The empirical results in Table 4 show that the TCZ policy has the expected significant negative effects on the labor demand of private enterprises, with the magnitude being rather larger (i.e., −3.588) and the significance being slightly down. Nevertheless, this regulation does not have any significant employment effects on SOEs or FIEs, indicating that private enterprises are more influenced and regulated by the TCZ policy than their state-owned or foreign-invested counterparts.

Table 4. Heterogeneity across firm ownership types.

Dep. Var: Labor	(1)	(2)	(3)
	SOEs	Private	FIEs
$\mathit{TCZ}\times \mathit{Post}\times S{O}_{2,03-06}$	0.081 (0.109)	−3.588** (1.778)	−0.322 (0.653)
Industry-city F.E.	Y	Y	Y
Industry-year F.E.	Y	Y	Y
City-year F.E.	Y	Y	Y
Observations	114,211	152,357	54,826
Adjusted R-squared	0.796	0.696	0.728

Notes: For saving space, a constant term and all controls are not reported in these regressions. Robust standard errors are reported in parenthesis and are clustered at the industry-city level. *p < 0.1, **p < 0.05, ***p < 0.01.

Source: Sample data in this paper.

In addition, TCZ consists of SPCZ that mainly covers the urban regions in Northern China to alleviate the ambient $S{O}_2$ air pollution from coal-burning, and ARCZ that include the cities eroded by regional acid rain in Southern China, where the climate conditions are relatively more humid and rainy. In 1998, the number of $S{O}_2$ emission-intensive industrial firms (i.e., $S{O}_{2,\mathit{high}}=1$) located in SPCZ and ARCZ accounted for 18% and 51%, while their contributions to total $S{O}_2$ emissions are 25% and 56%, respectively. Hence, ARCZ might be more regulated by local environmental regulators because of its more substantial $S{O}_2$ production and discharge.

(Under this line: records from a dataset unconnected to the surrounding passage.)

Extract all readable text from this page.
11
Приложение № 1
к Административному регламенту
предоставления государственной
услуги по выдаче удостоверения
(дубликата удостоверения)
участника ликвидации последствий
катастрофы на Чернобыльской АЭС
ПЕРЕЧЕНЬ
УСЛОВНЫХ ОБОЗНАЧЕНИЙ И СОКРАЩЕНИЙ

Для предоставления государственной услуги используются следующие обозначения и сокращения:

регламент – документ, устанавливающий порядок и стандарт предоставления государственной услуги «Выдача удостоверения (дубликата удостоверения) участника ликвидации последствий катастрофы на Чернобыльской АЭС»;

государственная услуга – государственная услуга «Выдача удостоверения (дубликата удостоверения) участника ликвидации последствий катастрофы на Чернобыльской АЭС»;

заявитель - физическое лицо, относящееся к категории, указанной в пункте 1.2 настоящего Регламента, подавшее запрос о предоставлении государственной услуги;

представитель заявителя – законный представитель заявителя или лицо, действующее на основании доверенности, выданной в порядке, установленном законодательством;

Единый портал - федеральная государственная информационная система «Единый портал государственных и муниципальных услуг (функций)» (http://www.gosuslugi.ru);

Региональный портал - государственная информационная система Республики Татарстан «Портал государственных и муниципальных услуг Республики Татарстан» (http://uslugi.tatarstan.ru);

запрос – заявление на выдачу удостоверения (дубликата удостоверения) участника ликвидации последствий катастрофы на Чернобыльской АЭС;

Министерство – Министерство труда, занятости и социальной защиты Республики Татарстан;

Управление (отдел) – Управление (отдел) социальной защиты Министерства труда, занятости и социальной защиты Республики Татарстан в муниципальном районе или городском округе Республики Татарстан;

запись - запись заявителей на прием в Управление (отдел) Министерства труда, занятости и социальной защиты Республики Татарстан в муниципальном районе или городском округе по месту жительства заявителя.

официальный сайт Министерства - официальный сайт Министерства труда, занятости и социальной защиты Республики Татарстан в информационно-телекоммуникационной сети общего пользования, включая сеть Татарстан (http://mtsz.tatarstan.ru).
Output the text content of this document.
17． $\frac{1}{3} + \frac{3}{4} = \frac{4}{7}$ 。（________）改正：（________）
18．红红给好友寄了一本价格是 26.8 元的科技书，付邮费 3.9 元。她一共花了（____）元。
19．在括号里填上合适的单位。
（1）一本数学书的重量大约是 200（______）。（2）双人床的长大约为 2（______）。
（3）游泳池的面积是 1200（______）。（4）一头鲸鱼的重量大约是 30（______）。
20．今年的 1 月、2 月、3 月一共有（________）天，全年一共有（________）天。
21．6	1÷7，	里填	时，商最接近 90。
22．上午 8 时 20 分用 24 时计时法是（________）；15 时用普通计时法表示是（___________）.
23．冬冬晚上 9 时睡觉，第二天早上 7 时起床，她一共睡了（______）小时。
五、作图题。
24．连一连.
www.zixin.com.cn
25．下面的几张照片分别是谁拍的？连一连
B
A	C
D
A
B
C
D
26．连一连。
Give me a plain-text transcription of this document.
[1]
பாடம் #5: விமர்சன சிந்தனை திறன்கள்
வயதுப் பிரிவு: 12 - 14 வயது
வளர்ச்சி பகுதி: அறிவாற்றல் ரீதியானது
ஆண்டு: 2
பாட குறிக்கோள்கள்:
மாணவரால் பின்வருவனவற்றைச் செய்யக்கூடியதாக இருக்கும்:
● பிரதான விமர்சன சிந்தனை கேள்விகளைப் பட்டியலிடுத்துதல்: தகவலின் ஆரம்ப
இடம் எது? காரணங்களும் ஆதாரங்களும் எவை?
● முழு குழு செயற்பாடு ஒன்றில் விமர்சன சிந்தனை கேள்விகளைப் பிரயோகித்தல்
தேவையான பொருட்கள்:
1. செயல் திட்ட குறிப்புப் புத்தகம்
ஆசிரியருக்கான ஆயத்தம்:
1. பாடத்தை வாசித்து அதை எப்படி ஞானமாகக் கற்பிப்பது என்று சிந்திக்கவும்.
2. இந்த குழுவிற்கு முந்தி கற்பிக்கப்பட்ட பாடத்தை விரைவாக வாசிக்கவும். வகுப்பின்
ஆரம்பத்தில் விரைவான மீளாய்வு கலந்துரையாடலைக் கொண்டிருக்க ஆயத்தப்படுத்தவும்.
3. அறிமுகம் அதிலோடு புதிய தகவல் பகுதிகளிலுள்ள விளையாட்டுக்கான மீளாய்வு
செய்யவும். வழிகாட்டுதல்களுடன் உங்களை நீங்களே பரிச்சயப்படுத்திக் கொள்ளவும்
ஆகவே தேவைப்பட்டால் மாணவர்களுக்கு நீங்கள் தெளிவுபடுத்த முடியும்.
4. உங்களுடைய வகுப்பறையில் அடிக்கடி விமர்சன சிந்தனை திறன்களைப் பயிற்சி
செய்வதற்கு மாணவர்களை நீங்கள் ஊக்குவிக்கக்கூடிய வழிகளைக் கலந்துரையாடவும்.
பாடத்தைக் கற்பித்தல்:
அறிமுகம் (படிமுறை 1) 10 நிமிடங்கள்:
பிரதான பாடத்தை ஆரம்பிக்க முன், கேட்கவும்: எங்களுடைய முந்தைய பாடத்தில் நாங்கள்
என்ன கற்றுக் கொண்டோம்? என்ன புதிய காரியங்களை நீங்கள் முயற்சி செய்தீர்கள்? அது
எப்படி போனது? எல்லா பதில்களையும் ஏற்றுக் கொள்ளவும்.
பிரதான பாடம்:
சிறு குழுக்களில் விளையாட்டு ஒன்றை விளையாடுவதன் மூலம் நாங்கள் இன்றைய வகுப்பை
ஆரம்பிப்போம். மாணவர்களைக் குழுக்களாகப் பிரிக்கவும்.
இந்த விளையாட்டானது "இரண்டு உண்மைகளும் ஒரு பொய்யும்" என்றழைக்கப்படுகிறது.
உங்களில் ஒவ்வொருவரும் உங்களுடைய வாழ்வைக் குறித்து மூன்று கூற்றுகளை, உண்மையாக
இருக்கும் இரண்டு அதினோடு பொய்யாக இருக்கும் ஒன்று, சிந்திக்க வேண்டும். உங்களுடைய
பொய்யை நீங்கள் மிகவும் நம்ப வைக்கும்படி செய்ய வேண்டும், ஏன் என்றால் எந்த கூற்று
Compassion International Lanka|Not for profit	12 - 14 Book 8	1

Certainly, treated enterprises located in the ARCZ need to undertake greater pollution abatement efforts to comply with this new environmental regulation than those located in the SPCZ, and thus we expect larger negative employment effects after excluding the SPCZ subsample. We further examine this possibility by dividing $TC{Z}_c\times \mathit{Pos}{t}_t\times S{O}_{2j}$ into two triple interaction terms $\mathit{SPC}{Z}_c\times \mathit{Pos}{t}_t\times S{O}_{2j}$ and $\mathit{ARC}{Z}_c\times \mathit{Pos}{t}_t\times S{O}_{2j}$ based on the name list of TCZ cities, and then respectively conduct the two regression analyses, ceteris paribus. The results in Table 5 indicate that this regulation leads to significantly negative employment effects on treated firms located in ARCZ cities, but has little impact on similar firms located in SPCZ cities even in the pooled regression.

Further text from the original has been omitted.